D2. Answer the following questions in about 30–40 words each:
(2x5 = 10 marks)
a) How does Rajender explain the change in the course of history to Professor Gaitonde?
b) Describe Millie Crocker Harris from ‘The Browning Version’.
c) What comment by Margaret Thatcher has become popular usage?
d) How has Nek Chand been recognised internationally?
e) What was the purpose of the CT machine donated by National Geographic Society?
D3. Answer the following questions in about 100-125 words:
Who was King Tut and why has there been such wide speculation about him in modern times?
( OR )
Discuss the difference between the Chinese and Western art.
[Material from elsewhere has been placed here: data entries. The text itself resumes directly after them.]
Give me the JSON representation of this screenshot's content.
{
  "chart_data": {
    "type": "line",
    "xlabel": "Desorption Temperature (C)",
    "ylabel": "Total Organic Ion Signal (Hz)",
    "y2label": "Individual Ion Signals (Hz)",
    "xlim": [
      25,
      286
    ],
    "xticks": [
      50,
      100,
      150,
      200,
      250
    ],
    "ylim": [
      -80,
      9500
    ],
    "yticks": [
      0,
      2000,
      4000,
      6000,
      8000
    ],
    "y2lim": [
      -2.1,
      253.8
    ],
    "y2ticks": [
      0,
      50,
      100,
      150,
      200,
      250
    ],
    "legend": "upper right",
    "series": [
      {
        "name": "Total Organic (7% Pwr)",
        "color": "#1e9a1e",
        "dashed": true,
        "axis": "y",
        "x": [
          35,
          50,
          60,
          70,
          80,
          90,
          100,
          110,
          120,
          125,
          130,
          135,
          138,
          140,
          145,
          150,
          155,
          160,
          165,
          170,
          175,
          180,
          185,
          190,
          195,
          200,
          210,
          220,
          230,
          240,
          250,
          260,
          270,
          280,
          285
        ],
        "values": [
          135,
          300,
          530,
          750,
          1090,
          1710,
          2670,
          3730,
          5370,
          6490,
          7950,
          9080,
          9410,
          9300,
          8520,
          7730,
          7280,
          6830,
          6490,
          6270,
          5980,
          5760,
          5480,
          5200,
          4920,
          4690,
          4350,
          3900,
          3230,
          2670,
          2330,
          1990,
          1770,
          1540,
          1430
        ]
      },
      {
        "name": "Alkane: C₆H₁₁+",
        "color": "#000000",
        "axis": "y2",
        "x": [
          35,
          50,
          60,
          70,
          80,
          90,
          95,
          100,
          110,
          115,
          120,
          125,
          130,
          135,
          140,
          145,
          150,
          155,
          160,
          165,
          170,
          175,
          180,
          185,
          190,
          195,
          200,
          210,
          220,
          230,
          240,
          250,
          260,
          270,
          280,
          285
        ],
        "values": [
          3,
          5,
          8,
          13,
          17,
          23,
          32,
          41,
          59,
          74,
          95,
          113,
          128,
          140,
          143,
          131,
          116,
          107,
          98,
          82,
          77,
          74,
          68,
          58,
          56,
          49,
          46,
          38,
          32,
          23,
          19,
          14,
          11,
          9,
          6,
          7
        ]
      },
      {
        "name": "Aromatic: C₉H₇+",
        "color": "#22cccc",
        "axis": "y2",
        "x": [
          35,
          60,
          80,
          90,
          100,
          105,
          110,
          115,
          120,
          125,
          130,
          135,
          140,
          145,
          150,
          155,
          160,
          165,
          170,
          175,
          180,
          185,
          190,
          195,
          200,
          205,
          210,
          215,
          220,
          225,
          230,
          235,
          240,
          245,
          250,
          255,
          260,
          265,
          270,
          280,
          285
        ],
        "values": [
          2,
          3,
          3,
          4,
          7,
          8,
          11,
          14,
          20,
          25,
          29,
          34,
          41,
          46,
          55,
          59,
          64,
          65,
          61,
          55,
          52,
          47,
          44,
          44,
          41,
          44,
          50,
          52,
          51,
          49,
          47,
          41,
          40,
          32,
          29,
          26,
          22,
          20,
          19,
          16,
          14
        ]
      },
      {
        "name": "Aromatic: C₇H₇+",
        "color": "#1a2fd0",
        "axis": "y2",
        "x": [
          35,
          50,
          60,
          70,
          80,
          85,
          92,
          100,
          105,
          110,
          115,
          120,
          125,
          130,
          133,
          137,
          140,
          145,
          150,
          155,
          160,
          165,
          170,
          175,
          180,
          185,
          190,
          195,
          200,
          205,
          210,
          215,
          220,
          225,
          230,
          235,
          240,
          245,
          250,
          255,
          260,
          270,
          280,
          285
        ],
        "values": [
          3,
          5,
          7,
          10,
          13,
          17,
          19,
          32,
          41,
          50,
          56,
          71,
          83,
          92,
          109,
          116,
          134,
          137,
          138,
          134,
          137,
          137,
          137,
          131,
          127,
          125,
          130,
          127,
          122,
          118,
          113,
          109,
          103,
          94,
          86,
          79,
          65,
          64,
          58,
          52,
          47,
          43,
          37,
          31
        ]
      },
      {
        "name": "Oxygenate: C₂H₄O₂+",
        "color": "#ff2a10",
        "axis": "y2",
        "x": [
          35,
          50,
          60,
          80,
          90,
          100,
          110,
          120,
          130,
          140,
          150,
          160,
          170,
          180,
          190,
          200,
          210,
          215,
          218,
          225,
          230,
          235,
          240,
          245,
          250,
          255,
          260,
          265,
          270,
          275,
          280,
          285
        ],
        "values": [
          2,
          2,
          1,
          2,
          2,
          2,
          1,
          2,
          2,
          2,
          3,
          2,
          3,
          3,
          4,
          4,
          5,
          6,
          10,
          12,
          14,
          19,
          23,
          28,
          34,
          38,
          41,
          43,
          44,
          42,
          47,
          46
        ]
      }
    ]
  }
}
D4. Answer the following questions in about 100-125 words:
What is your assessment of Dr. Andrew Manson?
( OR )
Imagine you are one of the residents of Melon City. Explain to your friend in a letter how the town got its name.
D5. Answer the following questions in about 30–40 words each:
a) Why did the author regard Shahid as the national poet of Kashmir?
b) What warning did Mrs. Fitzgerald give Mrs. Pearson before she finally leaves?
c) What reasons did the head teacher give for expelling Albert from school?